Я взял поднос, на котором лежали сэндвичи с огурцами, и вошел в просторную гостиную, обитую дубовыми панелями. Госпожа Охристая могла взять и настоящие огурцы, но они не так хорошо удерживали зеленую окраску. Эти же, ярко-зеленые, искусственно окрашенные, были намного более стойкого цвета.

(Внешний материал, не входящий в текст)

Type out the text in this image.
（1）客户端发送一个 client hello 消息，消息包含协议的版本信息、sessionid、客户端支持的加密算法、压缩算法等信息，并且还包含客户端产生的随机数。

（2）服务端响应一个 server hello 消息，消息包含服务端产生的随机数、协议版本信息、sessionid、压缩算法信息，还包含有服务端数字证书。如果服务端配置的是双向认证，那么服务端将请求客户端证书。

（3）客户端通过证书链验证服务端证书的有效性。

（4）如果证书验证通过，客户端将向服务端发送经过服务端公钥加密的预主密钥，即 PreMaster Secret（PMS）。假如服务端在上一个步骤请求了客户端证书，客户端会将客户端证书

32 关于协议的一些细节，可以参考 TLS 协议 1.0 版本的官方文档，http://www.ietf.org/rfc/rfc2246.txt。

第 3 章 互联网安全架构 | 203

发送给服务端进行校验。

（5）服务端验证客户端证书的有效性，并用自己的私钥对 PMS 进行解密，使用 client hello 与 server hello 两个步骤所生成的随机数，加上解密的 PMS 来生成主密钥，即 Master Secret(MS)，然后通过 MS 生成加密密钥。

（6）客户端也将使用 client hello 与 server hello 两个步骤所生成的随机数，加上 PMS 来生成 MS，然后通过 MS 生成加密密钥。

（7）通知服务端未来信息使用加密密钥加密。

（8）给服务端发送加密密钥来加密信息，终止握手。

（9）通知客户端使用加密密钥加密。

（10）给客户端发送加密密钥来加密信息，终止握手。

Комната была заполнена наполовину, но из собравшихся я узнал только госпожу Ляпис-Лазурь и апокрифика, который помылся и даже надел костюм. Поскольку признавать его в обществе грозило крупным штрафом, я просто прошел мимо так, чтобы он мог взять сэндвичей с подноса. Я кивнул госпоже Ляпис-Лазурь в знак приветствия, и она благосклонно ответила мне тем же.

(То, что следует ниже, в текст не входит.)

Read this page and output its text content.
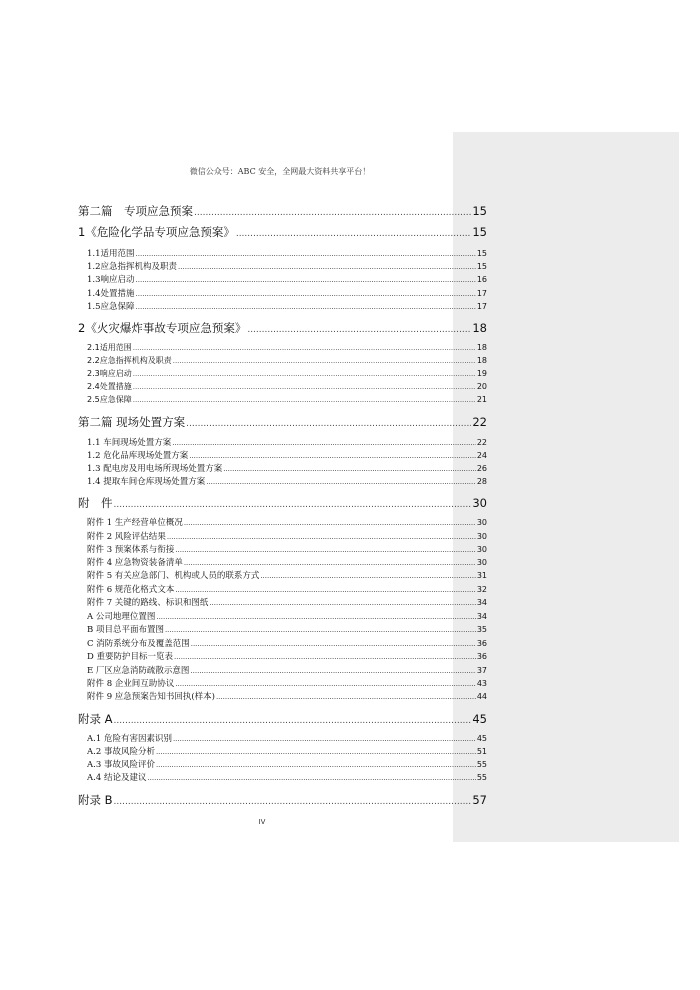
微信公众号：ABC 安全，全网最大资料共享平台！
第二篇　专项应急预案 .....	15
1《危险化学品专项应急预案》 .....	15
1.1 适用范围 .....	15
1.2 应急指挥机构及职责 .....	15
1.3 响应启动 .....	16
1.4 处置措施 .....	17
1.5 应急保障 .....	17
2《火灾爆炸事故专项应急预案》 .....	18
2.1 适用范围 .....	18
2.2 应急指挥机构及职责 .....	18
2.3 响应启动 .....	19
2.4 处置措施 .....	20
2.5 应急保障 .....	21
第二篇 现场处置方案 .....	22
1.1 车间现场处置方案 .....	22
1.2 危化品库现场处置方案 .....	24
1.3 配电房及用电场所现场处置方案 .....	26
1.4 提取车间仓库现场处置方案 .....	28
附　件 .....	30
附件 1 生产经营单位概况 .....	30
附件 2 风险评估结果 .....	30
附件 3 预案体系与衔接 .....	30
附件 4 应急物资装备清单 .....	30
附件 5 有关应急部门、机构或人员的联系方式 .....	31
附件 6 规范化格式文本 .....	32
附件 7 关键的路线、标识和图纸 .....	34
A 公司地理位置图 .....	34
B 项目总平面布置图 .....	35
C 消防系统分布及覆盖范围 .....	36
D 重要防护目标一览表 .....	36
E 厂区应急消防疏散示意图 .....	37
附件 8 企业间互助协议 .....	43
附件 9 应急预案告知书回执(样本) .....	44
附录 A .....	45
A.1 危险有害因素识别 .....	45
A.2 事故风险分析 .....	51
A.3 事故风险评价 .....	55
A.4 结论及建议 .....	55
附录 B .....	57
IV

Разговор шел преимущественно о перспективах раскопок в Верхнем Шафране и о том, что, получив полную гамму цветов благодаря продлению цветопровода, Восточный Кармин сможет вновь принять у себя ярмарку увеселений. Прибыли Обри и Лиза Лимонебо, родители Джейбса.
- Вы, наверное, Эдвард? - спросил Обри, пока Лиза болтала с Охристой и моим отцом: они быстро вошли в роль устроителей приема.

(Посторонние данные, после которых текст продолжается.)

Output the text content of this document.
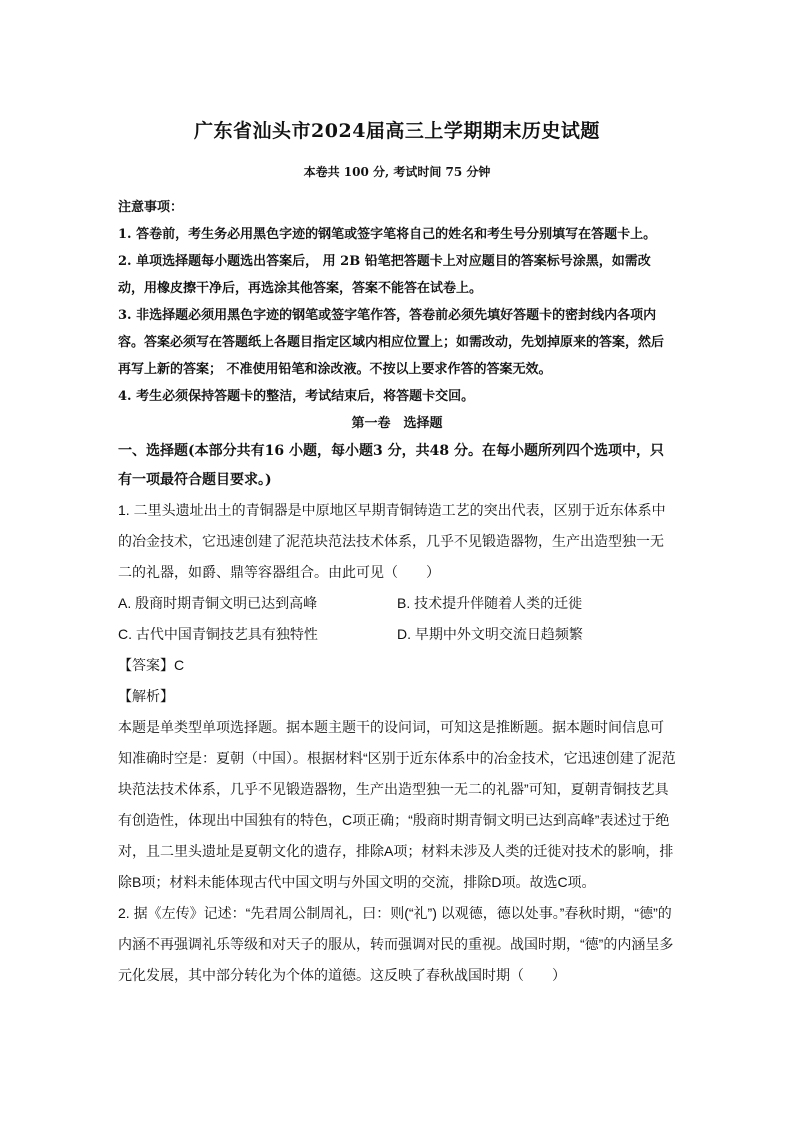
广东省汕头市2024届高三上学期期末历史试题
本卷共 100 分, 考试时间 75 分钟
注意事项：
1. 答卷前，考生务必用黑色字迹的钢笔或签字笔将自己的姓名和考生号分别填写在答题卡上。
2. 单项选择题每小题选出答案后， 用 2B 铅笔把答题卡上对应题目的答案标号涂黑，如需改动，用橡皮擦干净后，再选涂其他答案，答案不能答在试卷上。
3. 非选择题必须用黑色字迹的钢笔或签字笔作答，答卷前必须先填好答题卡的密封线内各项内容。答案必须写在答题纸上各题目指定区域内相应位置上；如需改动，先划掉原来的答案，然后再写上新的答案； 不准使用铅笔和涂改液。不按以上要求作答的答案无效。
4. 考生必须保持答题卡的整洁，考试结束后，将答题卡交回。
第一卷　选择题
一、选择题(本部分共有16 小题，每小题3 分，共48 分。在每小题所列四个选项中，只有一项最符合题目要求。)
1. 二里头遗址出土的青铜器是中原地区早期青铜铸造工艺的突出代表，区别于近东体系中的冶金技术，它迅速创建了泥范块范法技术体系，几乎不见锻造器物，生产出造型独一无二的礼器，如爵、鼎等容器组合。由此可见（　　）
A. 殷商时期青铜文明已达到高峰	B. 技术提升伴随着人类的迁徙
C. 古代中国青铜技艺具有独特性	D. 早期中外文明交流日趋频繁
【答案】C
【解析】
本题是单类型单项选择题。据本题主题干的设问词，可知这是推断题。据本题时间信息可知准确时空是：夏朝（中国）。根据材料“区别于近东体系中的冶金技术，它迅速创建了泥范块范法技术体系，几乎不见锻造器物，生产出造型独一无二的礼器”可知，夏朝青铜技艺具有创造性，体现出中国独有的特色，C项正确；“殷商时期青铜文明已达到高峰”表述过于绝对，且二里头遗址是夏朝文化的遗存，排除A项；材料未涉及人类的迁徙对技术的影响，排除B项；材料未能体现古代中国文明与外国文明的交流，排除D项。故选C项。
2. 据《左传》记述：“先君周公制周礼，曰：则(“礼”) 以观德，德以处事。”春秋时期，“德”的内涵不再强调礼乐等级和对天子的服从，转而强调对民的重视。战国时期，“德”的内涵呈多元化发展，其中部分转化为个体的道德。这反映了春秋战国时期（　　）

- А у вас двуцветная фамилия, - заметил я. - Впервые такое встречаю.
- И никогда больше не встретите, - сказал Обри. - Их ношение не противоречит правилам, но не поощряется. Моя жена - кузина Циана и добилась для нас разрешения. Кроме того, у нас с ней ведь не взаимодополняющие цвета.
Я невольно вздрогнул. Красно-зеленые, сине-оранжевые и желто-пурпурные пары означали такое скандальное понижение в цвете, что даже думать об этом не хотелось.
- Вам понравилась сказка? - раздался громкий голос.
Я обернулся и увидел, что на меня смотрит госпожа Ляпис-Лазурь.
- Очень понравилась, мадам.
- Превосходно. И кто только стал ее заглушать? Просто безответственно! - Она откровенно подмигнула мне. - Я так понимаю, вы хотите у нас обосноваться?
- Не совсем так - вернее, совсем не так.
- Рада это слышать. Нам нужна свежая кровь, чтобы оживить нашу старческую политику. Кого я вижу! - воскликнула она, заметив такую же морщинистую даму в другом конце комнаты. - Старая Кармазинша! Как она выглядит! Ни следа плесени! Надо взглянуть поближе.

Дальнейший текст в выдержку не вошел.